Piedra Pasillo es una lograda apuesta al golpe de efecto ubicada en el barrio porteño de Nuñez. Se trata de una vieja casona de principios de siglo XX, recuperada y reconvertida en restaurante donde, más allá del siglo que atesora esa construcción no hay guiños de nostalgia sino de modernidad: paredes partidas al medio, caños a la vista, ladrillos desnudos, un amplio patio atrás, un jardincito delante.
Cada detalle está pensado y diseñado sin escatimar recursos. Las mesas son de calidad, las sillas son cómodas, la iluminación es tenue sin exagerar, la vajilla y cubiertos están elegidos uno a uno. Desde un hueco en una pared se exhibe el trajín de la cocina, de donde salen los exigentes despachos. Es una casa y mantiene los distintos ambientes: en la recepción hay barra de cócteles y, al fondo, pasando el patio, prometen abrir pronto un bar propio en un primer piso por escalera.
Piedra Pasillo trabaja un puñado de cocineros jóvenes que sabe muy bien lo que quiere lograr. Ahí está Lucas Canga, de los mejores de su generación, que ganó experiencia en Alo’s bajo la exigente mirada de Alejandro Feraud. Lucas conoce de jornadas intensas sin perder en esa vorágine su obsesión por el detalle. Junto a él está Matías Senia, quien trabajó en España, en lugares de la talla de Mugaritz.

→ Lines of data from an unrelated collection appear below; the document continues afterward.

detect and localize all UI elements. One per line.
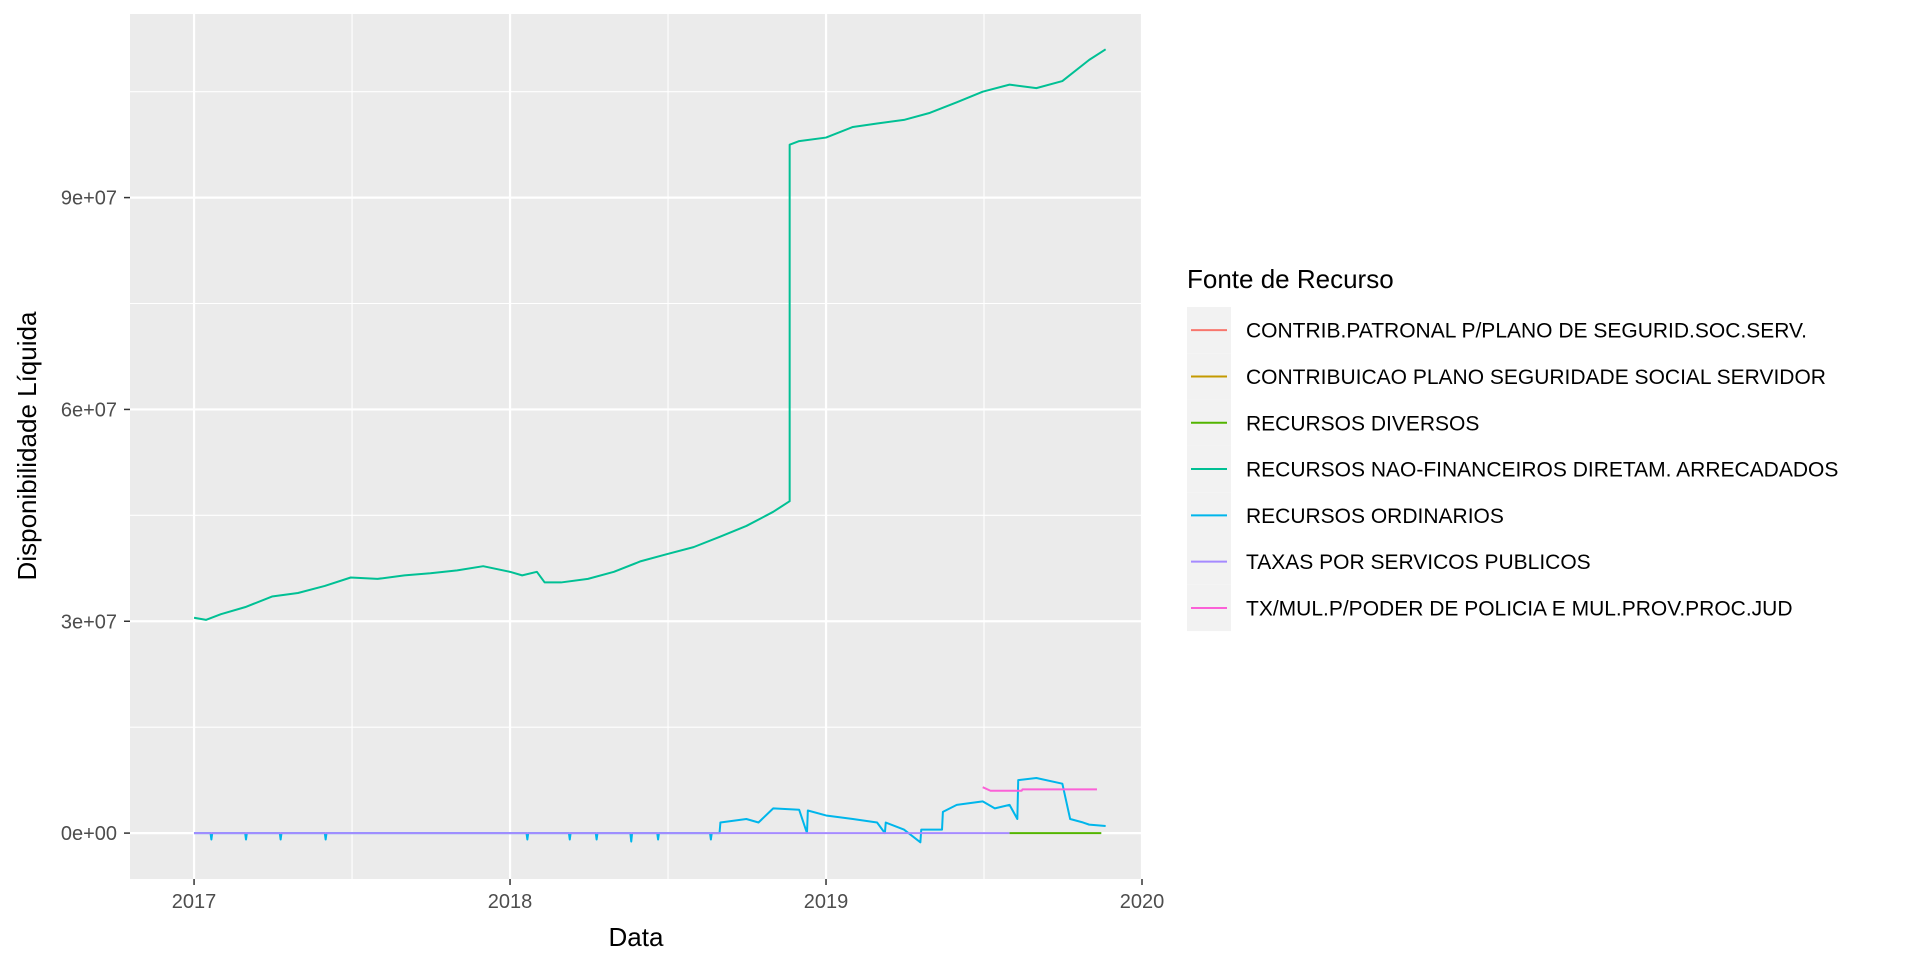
plot-panel	[130, 14, 1142, 879]
legend-label-7: TX/MUL.P/PODER DE POLICIA E MUL.PROV.PRO…	[1246, 597, 1793, 620]
y-axis: 0e+00 3e+07 6e+07 9e+07	[61, 188, 130, 845]
legend: Fonte de Recurso CONTRIB.PATRONAL P/PLAN…	[1187, 264, 1838, 632]
y-tick-label: 0e+00	[61, 823, 117, 845]
x-tick-label: 2017	[172, 891, 217, 913]
legend-label-1: CONTRIB.PATRONAL P/PLANO DE SEGURID.SOC.…	[1246, 320, 1807, 343]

Entre ambos arman un menú que todavía están en fase de desarrollo, pero mostrando platos con firma propia combinando texturas, técnicas e ingredientes, coqueteando con lugares comunes pero sin caer en ellos. Ejemplo: en el menú inicial había un plato de mollejas que se convirtió en el más pedido de la carta; aun así, tras unas pocas semanas, lo cambiaron por una lengua encevichada. “Nos aburría hacer esa molleja, era demasiado obvia”, se excusa Lucas. A ellos dos se suma un tercer cocinero, Tomás Couriel, a cargo del salón: su responsabilidad es que todo funcione bien.
Ofrece pequeñas raciones para pedir al centro de la mesa y compartir con productos de estación. Lo mejor de la casa está ahí, en esas combinaciones que persiguen el sabor y la intensidad. Los precios son medidos ya que es posible comer desde unos $4500 con vino.
Es una carta breve, que exige ser renovada cada pocas semanas, algo que prometen hacer. El pan de masa madre sale caliente y generoso, de corteza perfecta y llega con una manteca saborizada con miel y avellanas adictiva ($700). La palta con huancaína de coco, mojo de almendras, cebollas y cilantro ($1200) es una buena muestra de la búsqueda de los cocineros: hierbas, tradiciones y permisos culinarios; lo mismo pasa con unas tiernas zanahorias cocinadas en kamado, que salen con crema de tofu, naranja, avellanas y gochugaru ($1200, es como un hummus mejorado).
Hay espárragos bien clásicos, cocinados a las brasas y acompañados de salsa gribiche (suerte de mayonesa francesa) y yema cruda curada en sal ($1400). La lengua ($1600) es uno de los puntos fuertes de este arranque: limpia, tierna, suave, llega con fideos de zuchini agridulces, leche de tigre y el contraste de una mermelada de jalapeños. Otro destacado son las croquetas de edamame ($1300) que vienen en una cazuela con un delicioso caldo de hongos de pino y láminas de champignones: es tan simple y es tan rico que no extrañaría que se convierta en un clásico inamovible de la carta.
A esto se suma un tartare de ciervo ($1700) escondido dentro de una galleta marinera, con una salsa de vitello tonatto (más recostada sobre las alcaparras que sobre el atún).
Piedra Pasillo es ya un éxito: cada noche, desde martes a sábados, el salón se llena y quedan comensales afuera. Los domingos a mediodía, por ahora, está apenas más tranquilo. Hay cócteles para el aperitivo y una carta de vinos de pequeñas bodegas que comienza en $2500 la botella.